Difficulties Hosting in an AWS S3 Bucket

I had recently finished up the site for my wife’s business Toast Coffee & Wine Bar, which we hosted at Dreamhost on shared hosting. It was trivially easy and have no complaints. I decided to try it out as a site hosted on an S3 bucket as that seems like a pretty good model. I could manage it in the same place and with the same knowledge base as more complex cloud applications, and could run it for virtually no cost. I ran through the wizard, it took about 5 minutes, and it was working. Because it wasn’t worth messing with something that was already working, that was as far as I took it. I should have at least clicked somewhere other than the homepage.

When it came time to host this site, I decided to go the S3 Bucket route. I figured the hosting aspect would be a trivial effort, so I ran through the wizard. It registered the domain with AWS Route 53, set up a Cloudfront CDN distribution, and I thought I was in business. Then I tried browsing past the homepage, and ran into my first issue. Permission denied.

<Error>
<Code>AccessDenied</Code>
<Message>Access Denied</Message>
<RequestId></RequestId>
<HostId></HostId>
</Error>

My first thought was that’s a pretty obvious problem, I just need to add permissions, and that it seems odd the wizard didn’t do that correctly.
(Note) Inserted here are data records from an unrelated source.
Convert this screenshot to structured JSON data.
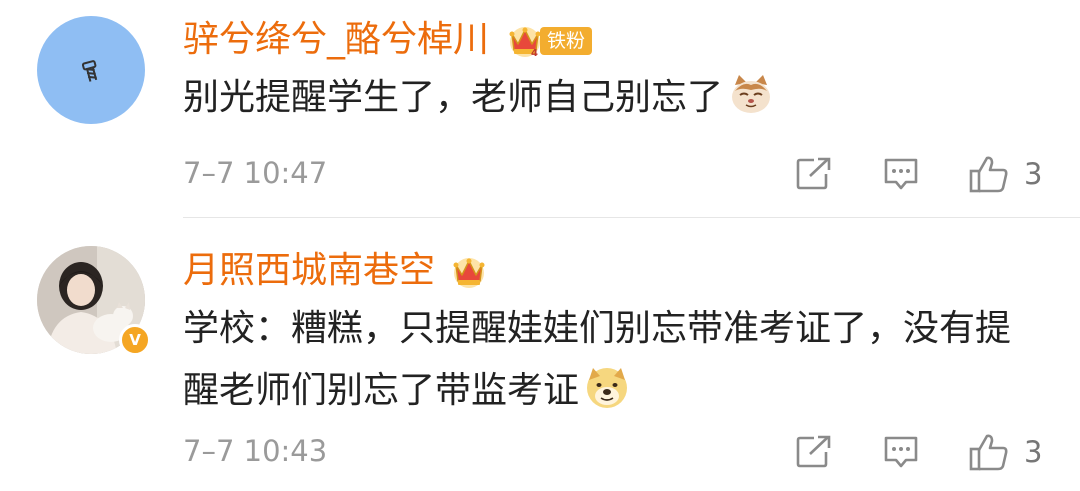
{
  "comments": [
    {
      "username": "骍兮绛兮_酪兮棹川",
      "badge": "铁粉",
      "content": "别光提醒学生了，老师自己别忘了",
      "emoji": "cat-face-emoji",
      "time": "7–7 10:47",
      "likes": "3"
    },
    {
      "username": "月照西城南巷空",
      "content": "学校：糟糕，只提醒娃娃们别忘带准考证了，没有提醒老师们别忘了带监考证",
      "emoji": "doge-emoji",
      "time": "7–7 10:43",
      "likes": "3",
      "verified": "V"
    }
  ],
  "colors": {
    "username": "#ec6c0c",
    "badge_bg": "#f3ad2f",
    "avatar1_bg": "#8fbef3",
    "time": "#9a9a9a"
  },
  "icons": [
    "share-icon",
    "reply-icon",
    "like-icon",
    "crown-icon"
  ]
}
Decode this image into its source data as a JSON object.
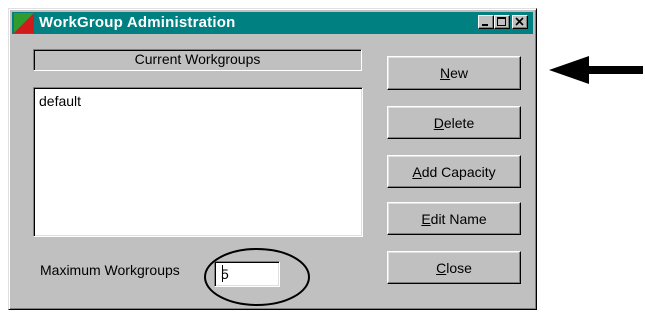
{
  "window": {
    "title": "WorkGroup Administration",
    "titlebar_color": "#008080",
    "caption_buttons": [
      "minimize-icon",
      "maximize-icon",
      "close-icon"
    ]
  },
  "workgroups": {
    "header": "Current Workgroups",
    "items": [
      "default"
    ]
  },
  "max_workgroups": {
    "label": "Maximum Workgroups",
    "value": "5"
  },
  "buttons": {
    "new": {
      "mnemonic": "N",
      "rest": "ew"
    },
    "delete": {
      "mnemonic": "D",
      "rest": "elete"
    },
    "add_capacity": {
      "mnemonic": "A",
      "rest": "dd Capacity"
    },
    "edit_name": {
      "mnemonic": "E",
      "rest": "dit Name"
    },
    "close": {
      "mnemonic": "C",
      "rest": "lose"
    }
  },
  "annotations": {
    "arrow": "arrow-left-icon",
    "ellipse": "highlight-ellipse"
  }
}
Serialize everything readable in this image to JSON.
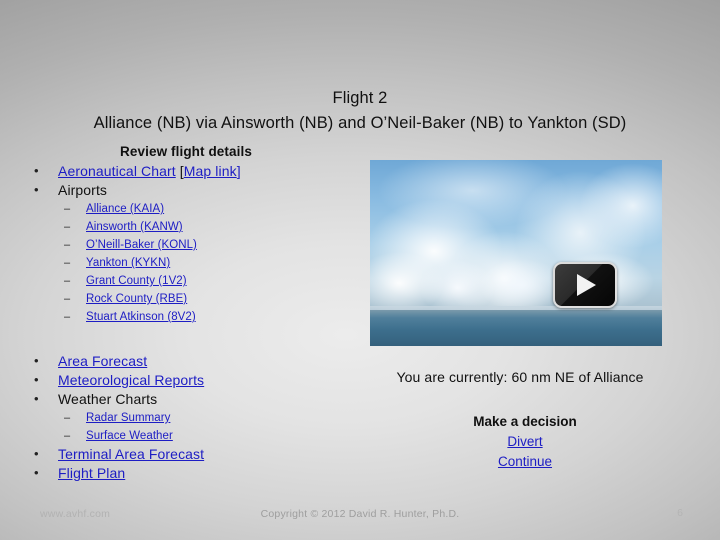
{
  "slide": {
    "title_line_1": "Flight 2",
    "title_line_2": "Alliance (NB) via Ainsworth (NB) and O’Neil-Baker (NB) to Yankton (SD)",
    "accent_link_color": "#1d1dc4",
    "text_color": "#101010"
  },
  "left": {
    "review_heading": "Review flight details",
    "group_a": [
      {
        "label": "Aeronautical Chart",
        "link": true,
        "suffix_open": " [",
        "suffix_link": "Map link",
        "suffix_close": "]"
      },
      {
        "label": "Airports",
        "link": false,
        "children": [
          "Alliance (KAIA)",
          "Ainsworth (KANW)",
          "O’Neill-Baker (KONL)",
          "Yankton (KYKN)",
          "Grant County (1V2)",
          "Rock County (RBE)",
          "Stuart Atkinson (8V2)"
        ]
      }
    ],
    "group_b": [
      {
        "label": "Area Forecast",
        "link": true
      },
      {
        "label": "Meteorological Reports",
        "link": true
      },
      {
        "label": "Weather Charts",
        "link": false,
        "children": [
          "Radar Summary",
          "Surface Weather"
        ]
      },
      {
        "label": "Terminal Area Forecast",
        "link": true
      },
      {
        "label": "Flight Plan",
        "link": true
      }
    ]
  },
  "right": {
    "video": {
      "caption": "video-thumbnail-clouds-over-ocean",
      "play_icon": "play-icon"
    },
    "position_label": "You are currently:",
    "position_value": "60 nm NE of Alliance",
    "position_line": "You are currently: 60 nm NE of Alliance",
    "decision_heading": "Make a decision",
    "decision_options": [
      "Divert",
      "Continue"
    ]
  },
  "footer": {
    "site": "www.avhf.com",
    "copyright": "Copyright © 2012 David R. Hunter, Ph.D.",
    "page_number": "6"
  }
}
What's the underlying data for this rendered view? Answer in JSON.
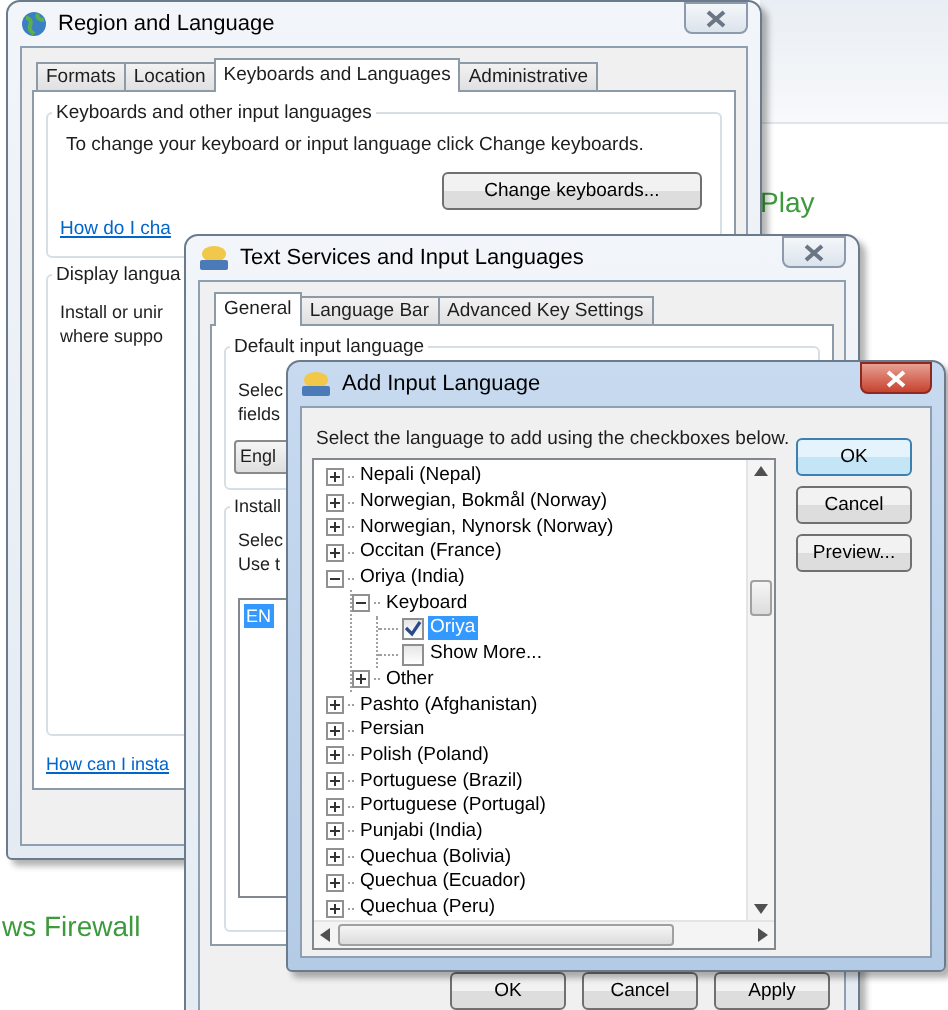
{
  "background": {
    "texts": [
      {
        "text": "Play"
      },
      {
        "text": "ws Firewall"
      }
    ]
  },
  "region_window": {
    "title": "Region and Language",
    "tabs": [
      {
        "label": "Formats",
        "selected": false
      },
      {
        "label": "Location",
        "selected": false
      },
      {
        "label": "Keyboards and Languages",
        "selected": true
      },
      {
        "label": "Administrative",
        "selected": false
      }
    ],
    "keyboards_group": {
      "legend": "Keyboards and other input languages",
      "text": "To change your keyboard or input language click Change keyboards.",
      "button": "Change keyboards...",
      "link": "How do I cha"
    },
    "display_group": {
      "legend": "Display langua",
      "lines": [
        "Install or unir",
        "where suppo"
      ]
    },
    "link": "How can I insta"
  },
  "text_services_window": {
    "title": "Text Services and Input Languages",
    "tabs": [
      {
        "label": "General",
        "selected": true
      },
      {
        "label": "Language Bar",
        "selected": false
      },
      {
        "label": "Advanced Key Settings",
        "selected": false
      }
    ],
    "default_group": {
      "legend": "Default input language",
      "lines": [
        "Selec",
        "fields"
      ],
      "dropdown": "Engl"
    },
    "installed_group": {
      "legend": "Install",
      "lines": [
        "Selec",
        "Use t"
      ],
      "list": [
        {
          "label": "EN",
          "selected": true
        }
      ]
    },
    "buttons": [
      "OK",
      "Cancel",
      "Apply"
    ]
  },
  "add_language_window": {
    "title": "Add Input Language",
    "instruction": "Select the language to add using the checkboxes below.",
    "tree": [
      {
        "kind": "node",
        "label": "Nepali (Nepal)",
        "expanded": false
      },
      {
        "kind": "node",
        "label": "Norwegian, Bokmål (Norway)",
        "expanded": false
      },
      {
        "kind": "node",
        "label": "Norwegian, Nynorsk (Norway)",
        "expanded": false
      },
      {
        "kind": "node",
        "label": "Occitan (France)",
        "expanded": false
      },
      {
        "kind": "node",
        "label": "Oriya (India)",
        "expanded": true,
        "children": [
          {
            "kind": "node",
            "label": "Keyboard",
            "expanded": true,
            "children": [
              {
                "kind": "checkbox",
                "label": "Oriya",
                "checked": true,
                "selected": true
              },
              {
                "kind": "checkbox",
                "label": "Show More...",
                "checked": false,
                "selected": false
              }
            ]
          },
          {
            "kind": "node",
            "label": "Other",
            "expanded": false
          }
        ]
      },
      {
        "kind": "node",
        "label": "Pashto (Afghanistan)",
        "expanded": false
      },
      {
        "kind": "node",
        "label": "Persian",
        "expanded": false
      },
      {
        "kind": "node",
        "label": "Polish (Poland)",
        "expanded": false
      },
      {
        "kind": "node",
        "label": "Portuguese (Brazil)",
        "expanded": false
      },
      {
        "kind": "node",
        "label": "Portuguese (Portugal)",
        "expanded": false
      },
      {
        "kind": "node",
        "label": "Punjabi (India)",
        "expanded": false
      },
      {
        "kind": "node",
        "label": "Quechua (Bolivia)",
        "expanded": false
      },
      {
        "kind": "node",
        "label": "Quechua (Ecuador)",
        "expanded": false
      },
      {
        "kind": "node",
        "label": "Quechua (Peru)",
        "expanded": false
      }
    ],
    "buttons": [
      "OK",
      "Cancel",
      "Preview..."
    ]
  }
}
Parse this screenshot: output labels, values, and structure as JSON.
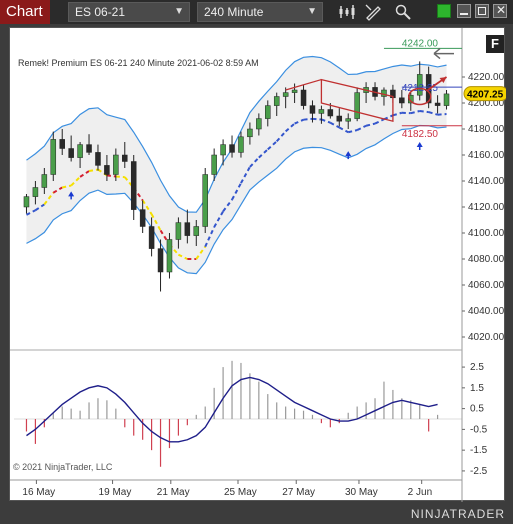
{
  "toolbar": {
    "title": "Chart",
    "instrument": "ES 06-21",
    "interval": "240 Minute"
  },
  "chart": {
    "info_line": "Remek!  Premium  ES 06-21  240 Minute  2021-06-02 8:59 AM",
    "copyright": "© 2021 NinjaTrader, LLC",
    "f_badge": "F",
    "price_labels": {
      "upper_band": "4242.00",
      "current": "4207.25",
      "mid": "4212.25",
      "lower": "4182.50"
    },
    "brand_name": "NINJATRADER",
    "colors": {
      "band": "#3b8fe0",
      "band_fill": "#ececec",
      "mid_dash": "#3355cc",
      "yellow_dash": "#f5e000",
      "red_dash": "#d42030",
      "candle_up": "#4a9e4a",
      "candle_down": "#2a2a2a",
      "current_price_bg": "#f5d400",
      "osc_line": "#1f1f8a"
    }
  },
  "chart_data": [
    {
      "type": "candlestick",
      "y_ticks": [
        "4220.00",
        "4200.00",
        "4180.00",
        "4160.00",
        "4140.00",
        "4120.00",
        "4100.00",
        "4080.00",
        "4060.00",
        "4040.00",
        "4020.00"
      ],
      "ylim": [
        4010,
        4250
      ],
      "x_ticks": [
        "16 May",
        "19 May",
        "21 May",
        "25 May",
        "27 May",
        "30 May",
        "2 Jun"
      ],
      "candles": [
        [
          4120,
          4130,
          4115,
          4128
        ],
        [
          4128,
          4140,
          4122,
          4135
        ],
        [
          4135,
          4150,
          4130,
          4145
        ],
        [
          4145,
          4178,
          4140,
          4172
        ],
        [
          4172,
          4180,
          4160,
          4165
        ],
        [
          4165,
          4175,
          4155,
          4158
        ],
        [
          4158,
          4170,
          4150,
          4168
        ],
        [
          4168,
          4176,
          4160,
          4162
        ],
        [
          4162,
          4168,
          4148,
          4152
        ],
        [
          4152,
          4160,
          4140,
          4145
        ],
        [
          4145,
          4165,
          4140,
          4160
        ],
        [
          4160,
          4170,
          4150,
          4155
        ],
        [
          4155,
          4160,
          4110,
          4118
        ],
        [
          4118,
          4125,
          4100,
          4105
        ],
        [
          4105,
          4112,
          4082,
          4088
        ],
        [
          4088,
          4095,
          4055,
          4070
        ],
        [
          4070,
          4100,
          4065,
          4095
        ],
        [
          4095,
          4112,
          4088,
          4108
        ],
        [
          4108,
          4118,
          4092,
          4098
        ],
        [
          4098,
          4110,
          4090,
          4105
        ],
        [
          4105,
          4150,
          4100,
          4145
        ],
        [
          4145,
          4165,
          4140,
          4160
        ],
        [
          4160,
          4172,
          4152,
          4168
        ],
        [
          4168,
          4175,
          4158,
          4162
        ],
        [
          4162,
          4178,
          4158,
          4174
        ],
        [
          4174,
          4185,
          4168,
          4180
        ],
        [
          4180,
          4192,
          4175,
          4188
        ],
        [
          4188,
          4202,
          4182,
          4198
        ],
        [
          4198,
          4208,
          4190,
          4205
        ],
        [
          4205,
          4212,
          4196,
          4208
        ],
        [
          4208,
          4215,
          4200,
          4210
        ],
        [
          4210,
          4214,
          4195,
          4198
        ],
        [
          4198,
          4202,
          4185,
          4192
        ],
        [
          4192,
          4198,
          4184,
          4195
        ],
        [
          4195,
          4200,
          4188,
          4190
        ],
        [
          4190,
          4196,
          4182,
          4186
        ],
        [
          4186,
          4192,
          4180,
          4188
        ],
        [
          4188,
          4212,
          4186,
          4208
        ],
        [
          4208,
          4216,
          4200,
          4212
        ],
        [
          4212,
          4216,
          4202,
          4205
        ],
        [
          4205,
          4212,
          4198,
          4210
        ],
        [
          4210,
          4214,
          4200,
          4204
        ],
        [
          4204,
          4210,
          4196,
          4200
        ],
        [
          4200,
          4208,
          4194,
          4206
        ],
        [
          4206,
          4232,
          4202,
          4222
        ],
        [
          4222,
          4228,
          4196,
          4200
        ],
        [
          4200,
          4206,
          4192,
          4198
        ],
        [
          4198,
          4210,
          4195,
          4207
        ]
      ]
    },
    {
      "type": "bar+line",
      "y_ticks": [
        "2.5",
        "1.5",
        "0.5",
        "-0.5",
        "-1.5",
        "-2.5"
      ],
      "ylim": [
        -2.6,
        2.6
      ],
      "bars": [
        -0.6,
        -1.2,
        -0.4,
        0.3,
        0.6,
        0.5,
        0.4,
        0.8,
        1.0,
        0.9,
        0.5,
        -0.4,
        -0.8,
        -1.0,
        -1.5,
        -2.3,
        -1.4,
        -0.8,
        -0.3,
        0.2,
        0.6,
        1.5,
        2.5,
        2.8,
        2.7,
        2.2,
        1.8,
        1.2,
        0.8,
        0.6,
        0.5,
        0.4,
        0.2,
        -0.2,
        -0.4,
        -0.2,
        0.3,
        0.6,
        0.8,
        1.0,
        1.8,
        1.4,
        1.0,
        0.9,
        0.7,
        -0.6,
        0.2
      ],
      "line": [
        -0.8,
        -0.5,
        -0.1,
        0.3,
        0.7,
        1.0,
        1.3,
        1.5,
        1.6,
        1.5,
        1.2,
        0.8,
        0.3,
        -0.2,
        -0.6,
        -0.9,
        -1.1,
        -1.1,
        -1.0,
        -0.8,
        -0.4,
        0.3,
        1.0,
        1.6,
        1.9,
        2.0,
        1.9,
        1.7,
        1.4,
        1.1,
        0.8,
        0.6,
        0.4,
        0.2,
        0.0,
        -0.1,
        -0.1,
        0.0,
        0.2,
        0.4,
        0.6,
        0.8,
        0.9,
        0.8,
        0.7,
        0.6,
        0.7
      ]
    }
  ]
}
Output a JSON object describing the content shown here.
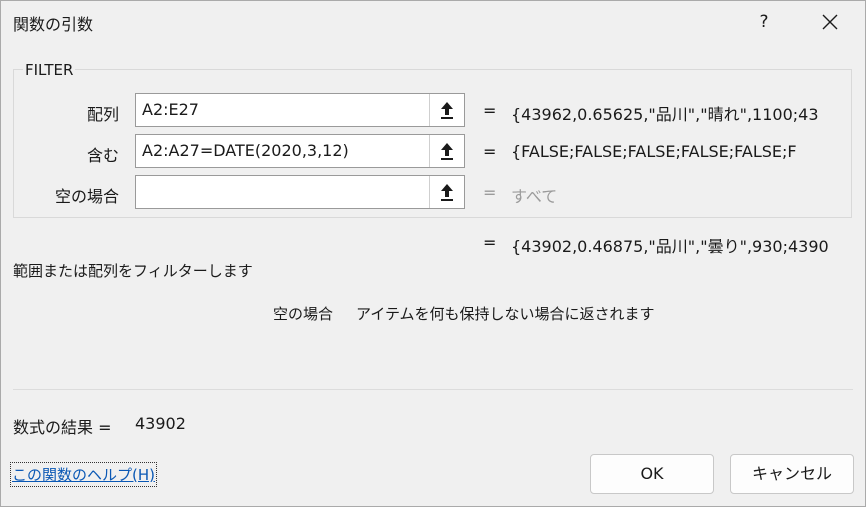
{
  "window": {
    "title": "関数の引数",
    "help_label": "?"
  },
  "function": {
    "name": "FILTER",
    "arguments": [
      {
        "label": "配列",
        "value": "A2:E27",
        "equals": "=",
        "result": "{43962,0.65625,\"品川\",\"晴れ\",1100;43",
        "result_gray": false
      },
      {
        "label": "含む",
        "value": "A2:A27=DATE(2020,3,12)",
        "equals": "=",
        "result": "{FALSE;FALSE;FALSE;FALSE;FALSE;F",
        "result_gray": false
      },
      {
        "label": "空の場合",
        "value": "",
        "equals": "=",
        "result": "すべて",
        "result_gray": true
      }
    ],
    "overall_equals": "=",
    "overall_result": "{43902,0.46875,\"品川\",\"曇り\",930;4390",
    "description": "範囲または配列をフィルターします",
    "arg_description_name": "空の場合",
    "arg_description_text": "アイテムを何も保持しない場合に返されます"
  },
  "formula_result": {
    "label": "数式の結果 =",
    "value": "43902"
  },
  "footer": {
    "help_link": "この関数のヘルプ(H)",
    "ok_label": "OK",
    "cancel_label": "キャンセル"
  },
  "icons": {
    "close": "close-icon",
    "range_select": "range-select-arrow-icon"
  },
  "colors": {
    "link": "#0a58b5",
    "muted_result": "#9b9b9b",
    "background": "#f0f0f0"
  }
}
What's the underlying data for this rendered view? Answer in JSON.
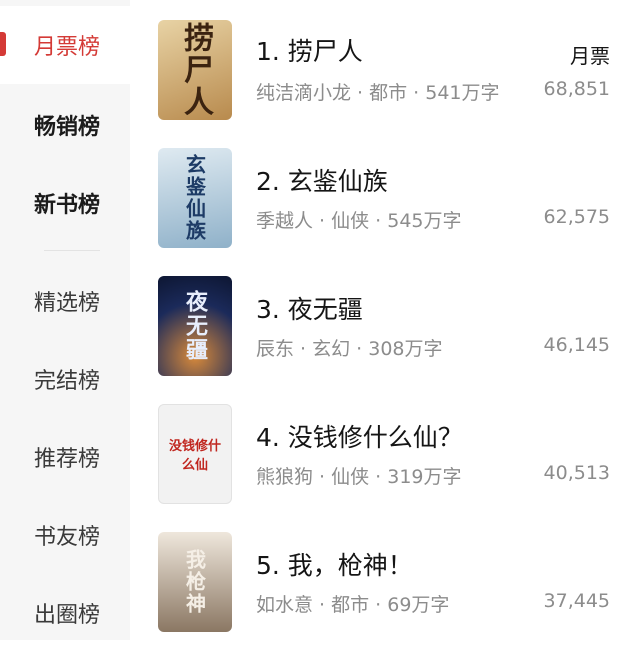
{
  "sidebar": {
    "items": [
      {
        "label": "月票榜"
      },
      {
        "label": "畅销榜"
      },
      {
        "label": "新书榜"
      },
      {
        "label": "精选榜"
      },
      {
        "label": "完结榜"
      },
      {
        "label": "推荐榜"
      },
      {
        "label": "书友榜"
      },
      {
        "label": "出圈榜"
      }
    ]
  },
  "list": {
    "metric_header": "月票",
    "books": [
      {
        "rank_title": "1. 捞尸人",
        "meta": "纯洁滴小龙 · 都市 · 541万字",
        "tickets": "68,851",
        "cover_text": "捞尸人",
        "cover_color": "#c9a46b"
      },
      {
        "rank_title": "2. 玄鉴仙族",
        "meta": "季越人 · 仙侠 · 545万字",
        "tickets": "62,575",
        "cover_text": "玄鉴仙族",
        "cover_color": "#a9c6d8"
      },
      {
        "rank_title": "3. 夜无疆",
        "meta": "辰东 · 玄幻 · 308万字",
        "tickets": "46,145",
        "cover_text": "夜无疆",
        "cover_color": "#14244a"
      },
      {
        "rank_title": "4. 没钱修什么仙？",
        "meta": "熊狼狗 · 仙侠 · 319万字",
        "tickets": "40,513",
        "cover_text": "没钱修什么仙",
        "cover_color": "#f1f1f1"
      },
      {
        "rank_title": "5. 我，枪神！",
        "meta": "如水意 · 都市 · 69万字",
        "tickets": "37,445",
        "cover_text": "我枪神",
        "cover_color": "#b7a590"
      }
    ]
  },
  "colors": {
    "accent": "#d43a36",
    "sidebar_bg": "#f6f6f6",
    "meta_gray": "#8c8c8c"
  }
}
Reading the documentation does indicate that GetObject permissions needs to be added like so:

{
    "Version": "2012-10-17",
    "Statement": [
        {
            "Sid": "AddPerm",
            "Effect": "Allow",
            "Principal": "*",
            "Action": "s3:GetObject",
            "Resource": "arn:aws:s3:::<bucket-name>/*"
        }
    ]
}

But sure enough, the wizard did add that correctly. On to the next thought.

Researching a bit, I found the way I was generating links and serving the html pages maybe didn’t fit with the s3 website model. I was generating links like /about and files like /about.html and relying on the server to serve the .html file. There are 2 solutions:

  • generate pages/links as folders with a index.html file in them: about.md -> /about/index.html. Then configure s3 to serve an index.html file by default.

  • remove the .html from files before uploading to s3, and in s3 set the content-type to text/html. This is a deployment/environment dependency I don’t like at all. The closer I can keep my relevant environments, the fewer deployment surprises I’ll have. Deployment surprises are among my least favorite surprises.

I went with solution 1, but it still didn’t solve it. In retrospect that makes sense. If that had been the problem, it would have manifested as a 404, like so:

    Code: NoSuchKey
    Message: The specified key does not exist.
    Key: about/index.html
    RequestId: 
    HostId: 

Different (potential) problem solved, but still no dice. On to the next thought.

Troubleshooting is often isolating variables and making small changes from a known good state, so I set about to simplify my problem space. The wizard sets up a CDN with Cloudfront by default, so I set up to use just the s3 bucket domain, not through my custom domain or Cloudfront. Everything was fine there. Links are fine, no permission issues. Next step, through Cloudfront, no custom domain. Now I see the same permissions issue again, so it seems the problem is in the Cloudfront setup. Looking into the settings there, we see a setting like:

origin-domain-name: <bucket-name>.s3.amazonaws.com

The actual domain is:

<bucket-name>.s3-website-us-east-1.amazonaws.com

And that was it. Add the region to the Cloudfront setup and everything is great.

All in all an interesting troubleshooting exercise, highlighting several ideas:

  • Wizards can be nice, but they gloss over a lot. If it doesn’t work, we’re working with a lot of unknown and poorly understood variables.
  • Reduce the problem space. It’s much easier to understand small steps from a known state than reason about an entire system at once.